Каждый раз Ниммар проводил все больше времени с Половинчатым и все меньше — с остальными детьми. Они брали тачку и шли в лес, где даже днем было темно и где корни старых деревьев выступали из-под земли, переплетаясь между собой, как змеи. Иногда вместо леса они шли к речным заводям, к покрытым светло-зеленой ряской водным зеркалам, из которых выскакивали лягушки, или к озеру, что находилось к югу от города — и там, сидя в позаимствованной у рыбаков лодке, Ниммар рассказывал о том, как устроен мир духов. Половинчатый не спрашивал, зачем он это делает, потому что боялся узнать ответ. Если Ниммар действительно приходил в приют ради того, чтобы обучать его, то это, конечно, прекратится сразу же, как только Половинчатый научится читать.
Так прошло три года. Костыль Половинчатого стал слишком коротким для него, и Зварга дала ему другой. Когда однажды в его волосах завелись вши, жрица сбрила их полностью — и впредь он всегда ходил с бритой головой, а не стриженной. Это выглядело уродливо, и у Янне появился еще один повод посмеяться над ним, но Половинчатый решил так сам.
Уродливой была вся его жизнь.
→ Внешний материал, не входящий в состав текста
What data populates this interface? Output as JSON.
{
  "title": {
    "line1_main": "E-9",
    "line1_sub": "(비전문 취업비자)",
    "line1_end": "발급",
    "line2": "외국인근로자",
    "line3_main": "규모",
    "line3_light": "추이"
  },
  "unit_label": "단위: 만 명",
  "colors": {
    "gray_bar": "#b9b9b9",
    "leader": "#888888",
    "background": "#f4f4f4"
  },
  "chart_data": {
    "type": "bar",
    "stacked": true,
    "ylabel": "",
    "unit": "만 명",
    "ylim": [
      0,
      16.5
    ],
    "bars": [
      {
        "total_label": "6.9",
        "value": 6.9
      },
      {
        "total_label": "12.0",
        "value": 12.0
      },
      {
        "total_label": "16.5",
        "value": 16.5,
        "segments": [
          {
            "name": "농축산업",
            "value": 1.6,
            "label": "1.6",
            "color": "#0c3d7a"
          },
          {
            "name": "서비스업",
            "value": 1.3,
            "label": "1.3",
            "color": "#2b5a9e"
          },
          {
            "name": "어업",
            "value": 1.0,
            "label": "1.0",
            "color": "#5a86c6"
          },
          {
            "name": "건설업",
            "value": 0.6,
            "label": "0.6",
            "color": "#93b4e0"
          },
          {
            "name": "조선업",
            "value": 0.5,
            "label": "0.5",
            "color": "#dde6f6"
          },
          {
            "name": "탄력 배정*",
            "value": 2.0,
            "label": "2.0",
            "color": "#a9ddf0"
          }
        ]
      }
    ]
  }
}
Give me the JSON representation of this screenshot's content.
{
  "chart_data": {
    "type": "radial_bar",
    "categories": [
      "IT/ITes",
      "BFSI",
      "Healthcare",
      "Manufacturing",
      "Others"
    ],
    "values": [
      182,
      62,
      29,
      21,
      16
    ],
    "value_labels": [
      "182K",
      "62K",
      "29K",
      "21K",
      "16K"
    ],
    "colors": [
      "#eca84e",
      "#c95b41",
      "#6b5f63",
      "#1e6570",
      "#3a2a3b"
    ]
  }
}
Бритая голова — это по крайней мере удобно.
Каждый месяц он встречался с друзьями на городском рынке, и пока Янне работал, помогая людям лорда Зендина разгружать товар на прилавки, Хэри делилась новостями, спрашивала у Половинчатого о приютских детях и рассказывала — со слегка виноватой улыбкой — о том, как живется в доме богатого человека.
— Вы оба заслужили это, — говорил Половинчатый. — И я рад за вас.
— Спасибо.
— Как будто мне не плевать на то, что ты рад. — Янне стряхивал со лба волосы и бесцеремонно втискивался на скамью между ними, сметая с досок снег. — Ну и дубак! Когда уже потеплеет?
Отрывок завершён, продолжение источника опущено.